Movie Reviews
Train to Busan
Zombie movies. We’ve seen everything this genre has to offer, its been around for decades, currently infecting our TV screens with two Walking Dead shows. Is there anything new in this genre?
The short answer is yes. It is so often said that Hollywood horror films are safe and predictable, here we go further afield to South Korea.
Director Yeon Sang-Ho’s Train to Busan is one of the best zombie movies I have seen in years, the pace is as aggressive as the infected, once the outbreak begins, it goes for the jugular (or any other body part its teeth can chomp down on) and refuses to let go. One scene, when the passengers disembark at a station, believing it to be safe and controlled by the military, and their subsequent scramble to get back on the train is one of the most effective and terrifyingly tense scenes I have seen in a long time. It makes The Walking Dead seem glacial in pace and timid in terms of its horror, much closer to the fear from 28 Days/Weeks Later.
Movies like this only work if the audience is able to care about the characters on screen, and Train to Busan gets us invested very quickly. We know most of them won’t make it, and there are a few heart wrenching moments along the way. We spend most of the runtime with Seok-woo and his young daughter Su-an. Having a child in the mix amps up the stakes immeidately, and the other characters are equally affable and their reactions human given the situation.
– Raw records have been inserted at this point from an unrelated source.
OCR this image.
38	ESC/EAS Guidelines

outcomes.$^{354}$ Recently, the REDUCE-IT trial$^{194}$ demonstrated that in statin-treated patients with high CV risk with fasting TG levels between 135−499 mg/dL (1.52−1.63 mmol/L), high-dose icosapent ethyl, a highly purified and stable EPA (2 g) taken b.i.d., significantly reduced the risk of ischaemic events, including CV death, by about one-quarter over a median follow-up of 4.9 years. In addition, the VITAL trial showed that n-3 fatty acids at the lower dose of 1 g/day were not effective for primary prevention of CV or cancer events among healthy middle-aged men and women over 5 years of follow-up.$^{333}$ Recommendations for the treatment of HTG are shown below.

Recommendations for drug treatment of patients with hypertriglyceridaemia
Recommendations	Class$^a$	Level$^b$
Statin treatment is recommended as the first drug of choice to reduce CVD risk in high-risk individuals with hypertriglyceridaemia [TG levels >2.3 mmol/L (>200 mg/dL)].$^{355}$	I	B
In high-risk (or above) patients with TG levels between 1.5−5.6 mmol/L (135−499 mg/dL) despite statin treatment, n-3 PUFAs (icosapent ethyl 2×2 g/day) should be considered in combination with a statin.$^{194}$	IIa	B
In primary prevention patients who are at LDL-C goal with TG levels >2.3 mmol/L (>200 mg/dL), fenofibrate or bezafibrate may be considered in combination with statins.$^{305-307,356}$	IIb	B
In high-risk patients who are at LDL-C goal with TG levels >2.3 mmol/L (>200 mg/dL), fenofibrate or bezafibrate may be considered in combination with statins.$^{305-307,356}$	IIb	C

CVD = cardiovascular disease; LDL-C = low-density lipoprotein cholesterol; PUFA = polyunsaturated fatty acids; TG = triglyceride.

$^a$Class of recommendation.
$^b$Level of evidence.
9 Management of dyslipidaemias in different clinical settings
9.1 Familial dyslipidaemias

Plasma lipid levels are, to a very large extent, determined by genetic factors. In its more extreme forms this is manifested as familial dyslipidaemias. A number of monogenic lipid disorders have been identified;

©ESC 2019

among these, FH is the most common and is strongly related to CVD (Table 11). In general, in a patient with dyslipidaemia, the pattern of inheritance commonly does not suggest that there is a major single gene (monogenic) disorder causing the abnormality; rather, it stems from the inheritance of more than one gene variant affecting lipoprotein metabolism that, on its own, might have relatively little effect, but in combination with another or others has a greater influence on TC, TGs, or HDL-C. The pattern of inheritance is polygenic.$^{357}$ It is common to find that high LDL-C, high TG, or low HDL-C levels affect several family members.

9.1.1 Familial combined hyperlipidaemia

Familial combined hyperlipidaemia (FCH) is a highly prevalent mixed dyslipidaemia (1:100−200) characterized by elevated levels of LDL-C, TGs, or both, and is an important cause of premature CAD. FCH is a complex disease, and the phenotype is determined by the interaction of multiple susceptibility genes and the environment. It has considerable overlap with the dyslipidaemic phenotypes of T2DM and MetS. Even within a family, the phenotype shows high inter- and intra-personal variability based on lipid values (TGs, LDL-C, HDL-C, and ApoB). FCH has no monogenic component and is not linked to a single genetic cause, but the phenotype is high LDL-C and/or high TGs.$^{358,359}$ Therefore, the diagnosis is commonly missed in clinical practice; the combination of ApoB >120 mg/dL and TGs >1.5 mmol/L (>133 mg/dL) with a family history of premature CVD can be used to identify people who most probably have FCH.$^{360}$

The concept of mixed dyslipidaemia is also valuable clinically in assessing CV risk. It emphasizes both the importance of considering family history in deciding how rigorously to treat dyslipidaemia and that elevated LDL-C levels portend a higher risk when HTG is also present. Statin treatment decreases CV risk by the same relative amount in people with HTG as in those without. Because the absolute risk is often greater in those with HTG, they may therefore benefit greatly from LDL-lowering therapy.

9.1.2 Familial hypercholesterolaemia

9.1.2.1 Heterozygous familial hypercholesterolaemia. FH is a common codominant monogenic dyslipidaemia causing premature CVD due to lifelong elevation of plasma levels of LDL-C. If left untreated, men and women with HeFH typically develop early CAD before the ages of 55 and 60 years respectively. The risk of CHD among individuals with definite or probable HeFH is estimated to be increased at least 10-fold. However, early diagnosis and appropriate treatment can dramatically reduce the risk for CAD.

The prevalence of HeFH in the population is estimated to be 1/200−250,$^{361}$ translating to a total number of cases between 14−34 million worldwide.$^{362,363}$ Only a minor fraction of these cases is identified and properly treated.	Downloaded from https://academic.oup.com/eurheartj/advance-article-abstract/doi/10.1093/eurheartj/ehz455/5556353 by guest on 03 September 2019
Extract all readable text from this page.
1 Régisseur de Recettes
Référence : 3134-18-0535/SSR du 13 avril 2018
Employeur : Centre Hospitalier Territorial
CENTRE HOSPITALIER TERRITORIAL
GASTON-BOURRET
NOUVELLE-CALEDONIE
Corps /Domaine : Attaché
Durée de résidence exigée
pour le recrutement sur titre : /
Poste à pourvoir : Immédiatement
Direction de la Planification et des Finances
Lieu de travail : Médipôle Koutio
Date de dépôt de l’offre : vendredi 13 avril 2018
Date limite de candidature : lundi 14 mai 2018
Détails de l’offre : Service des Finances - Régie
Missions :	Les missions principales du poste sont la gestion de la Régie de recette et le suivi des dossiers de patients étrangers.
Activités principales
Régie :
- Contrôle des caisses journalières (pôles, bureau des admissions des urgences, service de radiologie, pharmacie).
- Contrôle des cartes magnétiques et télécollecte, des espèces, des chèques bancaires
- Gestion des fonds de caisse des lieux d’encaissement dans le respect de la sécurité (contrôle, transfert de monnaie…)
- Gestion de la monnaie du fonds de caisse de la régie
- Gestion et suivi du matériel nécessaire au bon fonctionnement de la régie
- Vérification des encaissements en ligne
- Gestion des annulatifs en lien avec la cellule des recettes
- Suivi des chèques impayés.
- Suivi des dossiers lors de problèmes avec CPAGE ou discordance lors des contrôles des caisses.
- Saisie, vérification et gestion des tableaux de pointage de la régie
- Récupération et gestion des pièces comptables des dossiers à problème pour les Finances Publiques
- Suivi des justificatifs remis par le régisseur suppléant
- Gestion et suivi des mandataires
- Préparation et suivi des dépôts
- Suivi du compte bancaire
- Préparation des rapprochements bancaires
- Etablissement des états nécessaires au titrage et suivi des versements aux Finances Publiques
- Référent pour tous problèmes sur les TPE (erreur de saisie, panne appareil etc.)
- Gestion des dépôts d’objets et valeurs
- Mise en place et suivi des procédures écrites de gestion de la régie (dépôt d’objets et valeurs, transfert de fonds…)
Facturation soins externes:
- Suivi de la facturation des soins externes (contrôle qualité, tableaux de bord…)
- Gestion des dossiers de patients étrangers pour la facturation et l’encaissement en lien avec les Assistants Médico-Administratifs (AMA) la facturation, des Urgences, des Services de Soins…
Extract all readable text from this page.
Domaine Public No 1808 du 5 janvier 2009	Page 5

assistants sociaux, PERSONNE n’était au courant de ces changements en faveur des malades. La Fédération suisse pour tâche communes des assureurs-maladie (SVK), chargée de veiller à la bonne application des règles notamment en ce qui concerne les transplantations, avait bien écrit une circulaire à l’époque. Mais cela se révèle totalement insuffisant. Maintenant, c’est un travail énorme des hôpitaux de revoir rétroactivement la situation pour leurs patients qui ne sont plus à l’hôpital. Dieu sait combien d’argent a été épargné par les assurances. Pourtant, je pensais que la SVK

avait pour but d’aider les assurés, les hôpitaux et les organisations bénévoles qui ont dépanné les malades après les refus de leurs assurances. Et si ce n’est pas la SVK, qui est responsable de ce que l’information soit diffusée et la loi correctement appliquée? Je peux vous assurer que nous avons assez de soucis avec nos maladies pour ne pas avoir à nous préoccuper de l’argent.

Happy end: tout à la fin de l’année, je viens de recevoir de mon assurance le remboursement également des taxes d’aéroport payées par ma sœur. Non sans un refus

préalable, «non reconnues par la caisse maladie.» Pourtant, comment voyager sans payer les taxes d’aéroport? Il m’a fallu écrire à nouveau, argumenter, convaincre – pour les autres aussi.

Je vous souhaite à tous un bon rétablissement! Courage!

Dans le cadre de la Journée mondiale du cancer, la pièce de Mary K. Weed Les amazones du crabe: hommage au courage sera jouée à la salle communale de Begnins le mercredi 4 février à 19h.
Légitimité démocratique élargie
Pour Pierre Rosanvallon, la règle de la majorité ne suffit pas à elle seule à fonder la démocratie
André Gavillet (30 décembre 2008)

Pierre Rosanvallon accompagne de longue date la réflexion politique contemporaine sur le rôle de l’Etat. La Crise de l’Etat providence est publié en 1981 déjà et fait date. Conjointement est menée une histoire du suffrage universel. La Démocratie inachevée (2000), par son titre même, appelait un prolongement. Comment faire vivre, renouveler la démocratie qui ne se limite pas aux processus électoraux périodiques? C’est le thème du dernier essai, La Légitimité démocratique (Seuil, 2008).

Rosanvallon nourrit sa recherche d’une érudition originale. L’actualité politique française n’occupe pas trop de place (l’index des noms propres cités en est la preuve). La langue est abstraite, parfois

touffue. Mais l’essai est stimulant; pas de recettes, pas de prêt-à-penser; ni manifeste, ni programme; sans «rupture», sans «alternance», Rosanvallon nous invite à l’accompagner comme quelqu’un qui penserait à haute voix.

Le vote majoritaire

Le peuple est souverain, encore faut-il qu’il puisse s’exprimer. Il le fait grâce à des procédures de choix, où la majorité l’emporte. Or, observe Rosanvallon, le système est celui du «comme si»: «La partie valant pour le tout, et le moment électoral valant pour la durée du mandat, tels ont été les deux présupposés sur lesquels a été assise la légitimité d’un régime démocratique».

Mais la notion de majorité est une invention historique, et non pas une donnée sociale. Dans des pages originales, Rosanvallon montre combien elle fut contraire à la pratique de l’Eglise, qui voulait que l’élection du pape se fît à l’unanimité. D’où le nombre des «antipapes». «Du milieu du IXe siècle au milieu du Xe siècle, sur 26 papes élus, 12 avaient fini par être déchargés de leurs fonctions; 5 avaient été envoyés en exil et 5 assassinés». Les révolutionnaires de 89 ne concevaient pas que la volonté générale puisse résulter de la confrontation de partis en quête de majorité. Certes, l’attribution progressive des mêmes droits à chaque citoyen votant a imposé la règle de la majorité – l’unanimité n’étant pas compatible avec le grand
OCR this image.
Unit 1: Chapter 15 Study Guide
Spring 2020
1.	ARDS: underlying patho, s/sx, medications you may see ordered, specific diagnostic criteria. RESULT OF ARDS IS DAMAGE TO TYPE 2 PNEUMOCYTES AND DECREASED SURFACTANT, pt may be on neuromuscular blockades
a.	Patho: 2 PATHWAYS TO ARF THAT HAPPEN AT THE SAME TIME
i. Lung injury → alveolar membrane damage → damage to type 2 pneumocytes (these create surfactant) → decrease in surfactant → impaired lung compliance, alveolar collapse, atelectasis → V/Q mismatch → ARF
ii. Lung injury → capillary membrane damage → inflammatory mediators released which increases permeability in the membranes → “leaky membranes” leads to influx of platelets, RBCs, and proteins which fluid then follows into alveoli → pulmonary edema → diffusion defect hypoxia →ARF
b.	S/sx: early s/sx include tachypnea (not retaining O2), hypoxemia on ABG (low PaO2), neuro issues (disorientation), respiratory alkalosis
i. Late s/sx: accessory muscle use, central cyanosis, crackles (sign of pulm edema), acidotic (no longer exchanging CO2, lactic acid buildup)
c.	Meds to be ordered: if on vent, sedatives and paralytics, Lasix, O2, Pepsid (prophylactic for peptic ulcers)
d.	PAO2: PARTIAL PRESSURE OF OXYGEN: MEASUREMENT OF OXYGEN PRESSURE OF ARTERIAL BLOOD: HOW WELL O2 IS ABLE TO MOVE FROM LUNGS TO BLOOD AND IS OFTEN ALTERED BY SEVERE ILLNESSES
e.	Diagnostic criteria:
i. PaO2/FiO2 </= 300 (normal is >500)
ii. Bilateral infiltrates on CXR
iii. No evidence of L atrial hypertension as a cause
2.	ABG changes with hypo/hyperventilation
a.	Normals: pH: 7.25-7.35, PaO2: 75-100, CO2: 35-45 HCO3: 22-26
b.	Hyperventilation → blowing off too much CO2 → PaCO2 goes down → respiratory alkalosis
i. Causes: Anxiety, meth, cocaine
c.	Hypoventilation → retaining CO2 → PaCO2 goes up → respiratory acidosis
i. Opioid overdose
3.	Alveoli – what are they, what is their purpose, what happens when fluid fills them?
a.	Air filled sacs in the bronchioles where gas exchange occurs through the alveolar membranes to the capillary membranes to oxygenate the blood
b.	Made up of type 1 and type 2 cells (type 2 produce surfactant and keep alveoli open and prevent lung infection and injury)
It is difficult to do something different in this genre but in setting most of the action in a confined space, a train in this case, it allows for the horror to feel incredibly close, combined with a sense of claustrophobia and increasing helplessness. A train isn’t a car or bus, it can’t just stop anywhere, nor can it escape in different directions. The finale feels a little lacklustre, despite the action and explosions. A braver film might have spent every second on the train, but that being said, doing so would have robbed us of its greatest sequence.
The only real issue is the obvious message, that we’ve been hammered with so many times, that humans are often the worst monster out there. The scenes, in which a group of survivors refuse to let the others back into the carriage fearing they might be infected, are harrowing but nothing new. People are terrible, far worse than the zombies, who are just mindless creatures, it takes a human being with intelligence to be truly evil. Arguably, Yon-suk is the true villain of the film. The zombies are a merely a fearsome force of nature.
A frantic horror film that never lets go, Train to Busan is well worth seeking out if you’re a zombie fan, more than that, it is brilliantly directed and acted horror film. This was my first South Korean film, but it will not be my last.